The amount of light emitted from a battery indicator bulb pulses while the battery is charging. This can be modeled by the equation y = 60+60sin[(pi/4)t] , where y is the lumens emitted from the bulb and t is the number of seconds since the beginning of a pulse. At what time will the amount of light emitted be equal to 110 lumens?
im stupid
mhh, aren't we just solving
60 + 60sin[(π/4)t] = 110 ?
sin[(π/4)t] = .833333
make sure your calculator is set to radians
[(π/4)t] = .98511
t = .....
let me know what you got
1.25 is what i got
correct!
good job
THANK YOU!
To find the time at which the amount of light emitted will be equal to 110 lumens, we need to solve the equation y = 110 for the variable t.
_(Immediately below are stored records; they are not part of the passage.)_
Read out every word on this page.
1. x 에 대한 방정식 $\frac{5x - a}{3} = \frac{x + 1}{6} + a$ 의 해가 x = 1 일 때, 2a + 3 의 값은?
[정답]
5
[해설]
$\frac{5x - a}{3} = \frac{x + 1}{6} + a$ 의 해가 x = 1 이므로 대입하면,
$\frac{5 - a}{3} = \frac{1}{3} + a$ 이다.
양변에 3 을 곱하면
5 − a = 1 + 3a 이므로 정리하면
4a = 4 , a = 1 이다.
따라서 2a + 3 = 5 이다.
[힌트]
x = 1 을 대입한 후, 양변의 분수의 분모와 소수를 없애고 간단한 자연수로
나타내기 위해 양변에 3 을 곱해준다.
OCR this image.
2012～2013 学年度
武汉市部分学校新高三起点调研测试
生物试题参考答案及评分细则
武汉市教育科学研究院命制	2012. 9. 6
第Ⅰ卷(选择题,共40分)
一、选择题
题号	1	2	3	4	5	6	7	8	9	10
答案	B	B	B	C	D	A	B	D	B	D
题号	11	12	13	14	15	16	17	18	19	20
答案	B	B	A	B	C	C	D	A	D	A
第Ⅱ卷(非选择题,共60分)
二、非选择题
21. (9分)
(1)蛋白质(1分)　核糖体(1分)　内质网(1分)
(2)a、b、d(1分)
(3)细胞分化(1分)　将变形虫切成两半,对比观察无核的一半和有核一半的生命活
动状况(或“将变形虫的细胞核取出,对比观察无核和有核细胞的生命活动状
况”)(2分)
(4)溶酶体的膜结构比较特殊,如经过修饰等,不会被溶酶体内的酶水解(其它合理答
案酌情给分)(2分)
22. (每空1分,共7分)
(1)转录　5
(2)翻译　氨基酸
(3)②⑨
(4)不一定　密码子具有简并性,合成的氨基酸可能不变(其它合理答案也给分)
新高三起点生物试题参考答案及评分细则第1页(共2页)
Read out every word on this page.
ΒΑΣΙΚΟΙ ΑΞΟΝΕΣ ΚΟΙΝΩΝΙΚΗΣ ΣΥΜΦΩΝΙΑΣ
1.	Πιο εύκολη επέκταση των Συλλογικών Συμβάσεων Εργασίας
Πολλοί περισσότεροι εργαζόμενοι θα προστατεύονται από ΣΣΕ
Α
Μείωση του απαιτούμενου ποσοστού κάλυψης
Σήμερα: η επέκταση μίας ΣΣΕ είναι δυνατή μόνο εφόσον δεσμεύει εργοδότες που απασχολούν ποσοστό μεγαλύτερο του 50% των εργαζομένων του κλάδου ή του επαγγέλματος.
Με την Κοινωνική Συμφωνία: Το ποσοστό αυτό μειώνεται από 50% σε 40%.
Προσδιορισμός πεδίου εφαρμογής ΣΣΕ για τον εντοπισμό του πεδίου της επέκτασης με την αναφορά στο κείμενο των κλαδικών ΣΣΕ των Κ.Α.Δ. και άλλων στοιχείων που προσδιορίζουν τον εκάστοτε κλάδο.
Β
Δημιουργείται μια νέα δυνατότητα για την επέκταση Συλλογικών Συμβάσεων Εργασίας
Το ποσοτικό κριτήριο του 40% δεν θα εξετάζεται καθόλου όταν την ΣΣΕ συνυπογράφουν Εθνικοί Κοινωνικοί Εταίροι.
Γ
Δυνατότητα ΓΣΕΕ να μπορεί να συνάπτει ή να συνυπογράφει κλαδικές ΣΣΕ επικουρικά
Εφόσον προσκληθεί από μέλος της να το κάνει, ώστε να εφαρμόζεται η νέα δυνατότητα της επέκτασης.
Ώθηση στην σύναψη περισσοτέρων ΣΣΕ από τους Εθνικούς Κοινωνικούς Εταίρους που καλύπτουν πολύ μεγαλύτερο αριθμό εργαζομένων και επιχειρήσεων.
Given the equation y = 60 + 60sin[(π/4)t], we can rewrite it as:
110 = 60 + 60sin[(π/4)t]
Subtracting 60 from both sides, we get:
50 = 60sin[(π/4)t]
Now, divide both sides by 60:
(5/6) = sin[(π/4)t]
To find the value of t, we need to take the inverse sine (arcsin) of both sides:
arcsin(5/6) = (π/4)t
Divide both sides by (π/4):
arcsin(5/6) / (π/4) = t
Using a calculator that has the arcsin function, we find:
t ≈ 0.965
Therefore, at approximately 0.965 seconds since the beginning of a pulse, the amount of light emitted will be equal to 110 lumens.